Charlie Hebdo Attack and the representation of Muslim Immigrants in the British and Danish Press
A perceived shift to the right when representing Muslim immigrants in the press in Europe has been evident in recent years. Previous research has indicated that anti-Muslim prejudice is higher than general anti-immigrant sentiments with reporting of significant events such as terrorist attacks and the rise of right wing populist parties and anti-Multiculturalism discourses cited as major contributors to this.
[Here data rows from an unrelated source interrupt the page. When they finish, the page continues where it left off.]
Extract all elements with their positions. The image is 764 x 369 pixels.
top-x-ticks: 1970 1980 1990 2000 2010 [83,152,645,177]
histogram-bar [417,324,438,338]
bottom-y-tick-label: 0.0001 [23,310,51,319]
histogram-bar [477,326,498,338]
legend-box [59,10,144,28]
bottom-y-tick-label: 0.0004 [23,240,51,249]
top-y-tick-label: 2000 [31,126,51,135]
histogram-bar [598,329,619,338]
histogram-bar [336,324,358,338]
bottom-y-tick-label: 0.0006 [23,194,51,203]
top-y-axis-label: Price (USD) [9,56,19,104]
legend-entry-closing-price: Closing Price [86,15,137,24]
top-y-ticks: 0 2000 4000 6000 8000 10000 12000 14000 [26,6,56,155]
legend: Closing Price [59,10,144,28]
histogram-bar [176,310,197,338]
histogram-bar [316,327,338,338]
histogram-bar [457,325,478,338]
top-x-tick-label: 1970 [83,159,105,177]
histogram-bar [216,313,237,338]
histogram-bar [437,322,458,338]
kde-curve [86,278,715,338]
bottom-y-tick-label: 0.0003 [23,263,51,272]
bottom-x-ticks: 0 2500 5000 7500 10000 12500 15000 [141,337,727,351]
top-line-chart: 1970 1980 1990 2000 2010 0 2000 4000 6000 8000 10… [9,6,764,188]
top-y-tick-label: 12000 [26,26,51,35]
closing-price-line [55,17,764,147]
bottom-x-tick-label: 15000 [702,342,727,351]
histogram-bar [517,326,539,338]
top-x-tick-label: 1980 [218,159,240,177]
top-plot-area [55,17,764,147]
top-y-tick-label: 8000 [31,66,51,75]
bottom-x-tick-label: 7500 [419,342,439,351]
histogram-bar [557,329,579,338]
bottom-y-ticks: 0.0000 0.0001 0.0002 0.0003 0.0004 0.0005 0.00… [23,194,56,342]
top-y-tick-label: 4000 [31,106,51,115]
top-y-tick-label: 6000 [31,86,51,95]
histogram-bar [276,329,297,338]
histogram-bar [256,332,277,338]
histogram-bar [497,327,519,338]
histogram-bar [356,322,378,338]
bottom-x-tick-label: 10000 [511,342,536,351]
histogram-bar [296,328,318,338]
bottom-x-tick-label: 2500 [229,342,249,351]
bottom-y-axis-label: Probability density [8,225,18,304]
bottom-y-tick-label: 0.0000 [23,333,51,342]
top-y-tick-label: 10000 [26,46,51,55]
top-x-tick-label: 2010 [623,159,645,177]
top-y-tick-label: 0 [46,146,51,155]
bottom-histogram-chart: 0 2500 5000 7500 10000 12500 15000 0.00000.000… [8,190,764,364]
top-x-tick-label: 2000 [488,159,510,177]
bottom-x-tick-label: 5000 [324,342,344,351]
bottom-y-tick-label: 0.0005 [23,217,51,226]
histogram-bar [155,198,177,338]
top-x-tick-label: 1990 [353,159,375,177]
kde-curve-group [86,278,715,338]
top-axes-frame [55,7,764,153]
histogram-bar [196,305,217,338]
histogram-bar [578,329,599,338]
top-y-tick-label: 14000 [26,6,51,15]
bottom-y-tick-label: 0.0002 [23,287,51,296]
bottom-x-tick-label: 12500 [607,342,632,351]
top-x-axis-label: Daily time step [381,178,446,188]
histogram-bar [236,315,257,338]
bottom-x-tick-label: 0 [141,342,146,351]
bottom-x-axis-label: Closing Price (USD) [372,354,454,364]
Events such as 9/11, 7/7 and wider European discussions on the Burqa as well as the mainstreaming of populist discourses have marked a major shift in the media focusing on Muslims living in Europe.
This paper outlines the representation of Muslim immigrants, via conducting multimodal critical discourse analysis, focusing on the 2015 Charlie Hebdo terrorist attack and cross culturally comparing newspapers in two countries – the UK and Denmark. Results indicate a recontextualisation of the terrorist attack situating the threat within each country, with newspapers traditionally positioned as ‘left’ utilising the same framing and discourses of the right newspapers. This is achieved via a variety of discourses in which the national identity of both countries is framed in contrast to Muslim ‘values’ and function as a result of right wing discourses becoming legitimised, with both countries focusing on utilising Muslim ‘voices’ who are part of a Star System that are critical of the Muslim immigrant community.